Le cœur artificiel total a été implanté sur un patient italien en attente d’une greffe.

Pour la première fois, l’entreprise Carmat créée en 2008 a vendu un exemplaire de son cœur artificiel total : commercialisé sous la marque Aeson, il a été implanté sur un patient en Italie afin de servir de relais dans l’attente d’une greffe, une étape importante annoncée lundi par la medtech française.

Cette implantation a été «réalisée par l’équipe du Dr Ciro Maiello, chirurgien cardiaque au centre hospitalier de Naples, l’un des centres bénéficiant de la plus grande expérience en matière de cœurs artificiels en Italie», affirme la société dans un communiqué.

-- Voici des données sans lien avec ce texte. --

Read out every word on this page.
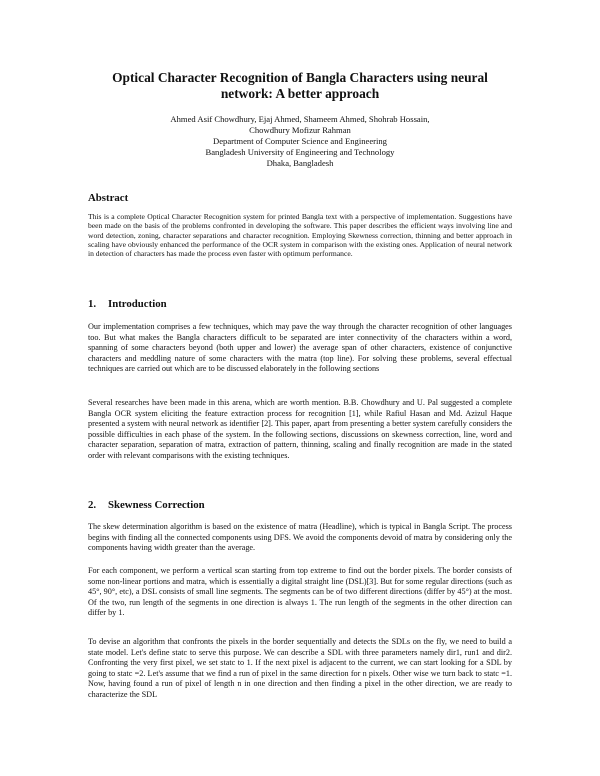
Optical Character Recognition of Bangla Characters using neural network: A better approach
Ahmed Asif Chowdhury, Ejaj Ahmed, Shameem Ahmed, Shohrab Hossain,
Chowdhury Mofizur Rahman
Department of Computer Science and Engineering
Bangladesh University of Engineering and Technology
Dhaka, Bangladesh
Abstract

This is a complete Optical Character Recognition system for printed Bangla text with a perspective of implementation. Suggestions have been made on the basis of the problems confronted in developing the software. This paper describes the efficient ways involving line and word detection, zoning, character separations and character recognition. Employing Skewness correction, thinning and better approach in scaling have obviously enhanced the performance of the OCR system in comparison with the existing ones. Application of neural network in detection of characters has made the process even faster with optimum performance.

1. Introduction

Our implementation comprises a few techniques, which may pave the way through the character recognition of other languages too. But what makes the Bangla characters difficult to be separated are inter connectivity of the characters within a word, spanning of some characters beyond (both upper and lower) the average span of other characters, existence of conjunctive characters and meddling nature of some characters with the matra (top line). For solving these problems, several effectual techniques are carried out which are to be discussed elaborately in the following sections

Several researches have been made in this arena, which are worth mention. B.B. Chowdhury and U. Pal suggested a complete Bangla OCR system eliciting the feature extraction process for recognition [1], while Rafiul Hasan and Md. Azizul Haque presented a system with neural network as identifier [2]. This paper, apart from presenting a better system carefully considers the possible difficulties in each phase of the system. In the following sections, discussions on skewness correction, line, word and character separation, separation of matra, extraction of pattern, thinning, scaling and finally recognition are made in the stated order with relevant comparisons with the existing techniques.

2. Skewness Correction

The skew determination algorithm is based on the existence of matra (Headline), which is typical in Bangla Script. The process begins with finding all the connected components using DFS. We avoid the components devoid of matra by considering only the components having width greater than the average.

For each component, we perform a vertical scan starting from top extreme to find out the border pixels. The border consists of some non-linear portions and matra, which is essentially a digital straight line (DSL)[3]. But for some regular directions (such as 45°, 90°, etc), a DSL consists of small line segments. The segments can be of two different directions (differ by 45°) at the most. Of the two, run length of the segments in one direction is always 1. The run length of the segments in the other direction can differ by 1.

To devise an algorithm that confronts the pixels in the border sequentially and detects the SDLs on the fly, we need to build a state model. Let's define statc to serve this purpose. We can describe a SDL with three parameters namely dir1, run1 and dir2. Confronting the very first pixel, we set statc to 1. If the next pixel is adjacent to the current, we can start looking for a SDL by going to statc =2. Let's assume that we find a run of pixel in the same direction for n pixels. Other wise we turn back to statc =1. Now, having found a run of pixel of length n in one direction and then finding a pixel in the other direction, we are ready to characterize the SDL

Une nouvelle étape de développement pour l’entreprise française

Pour Carmat, qui a réalisé une augmentation de capital de 56 millions d’euros en mars, cette implantation «marque la première vente réalisée (…) depuis sa création en 2008» et représente «une étape majeure, qui ouvre une nouvelle page du développement de la société». Ce cœur vise à offrir une alternative thérapeutique aux malades souffrant d’insuffisance cardiaque bi ventriculaire terminale.

Aucun cœur Aeson n’avait encore à ce jour été utilisé en dehors du cadre d’une étude clinique, a précisé une porte-parole, indiquant que le coût financier de l’opération, supérieur à 150.000 euros, a été pris en charge par «le système régional de santé», en attendant un remboursement national qui, en Italie, prend le relais «après plusieurs années d’utilisation».

Le cœur Aeson avait déjà été implanté dans le cadre d’une étude aux États-Unis

Le 15 juillet, Carmat avait annoncé la première implantation humaine de son cœur artificiel aux États-Unis, dans le cadre d’une étude clinique réalisée au Duke University Hospital de Durham (Caroline du Nord), ce qui avait fait bondir le cours de l’action de 6,77% à 23,65 euros à la Bourse de Paris. Dix patients éligibles à la transplantation doivent être recrutés dans cet essai américain, conformément au protocole d’étude approuvé par la FDA (Food and drug administration), et trois autres centres aux États-Unis sélectionnent actuellement les patients pour l’étude, a précisé Carmat la semaine dernière.

En décembre 2020, Carmat avait obtenu le marquage CE en Europe, ce qui lui avait donné le feu vert pour la commercialisation de son cœur artificiel en Europe, en tant que pont à la transplantation – c’est-à-dire en attendant une greffe -, grâce à des résultats intermédiaires positifs de l’étude Pivot, qui a débuté en 2016 et est toujours en cours. En novembre 2019, les résultats de l’étude portant sur les 11 premiers patients implantés avaient montré que «73% de ces patients ont atteint les six mois de survie avec la prothèse ou une transplantation cardiaque réussie» dans les six mois suivant l’implantation – ce qui était l’objectif primaire de l’étude.

Entré en Bourse en 2010, Carmat, qui se targue d’avoir reçu 33 millions d’euros accordés par Bpifrance, somme la plus importante jamais octroyée à une jeune entreprise innovante par la banque publique d’investissement, espère annoncer d’autres commercialisations de son cœur artificiel en Europe d’ici la fin de l’année. L’entreprise vise plus particulièrement la France et l’Allemagne, qui représentent à elles deux 55% du marché des dispositifs d’assistance circulatoire mécanique (MCS) de l’UE.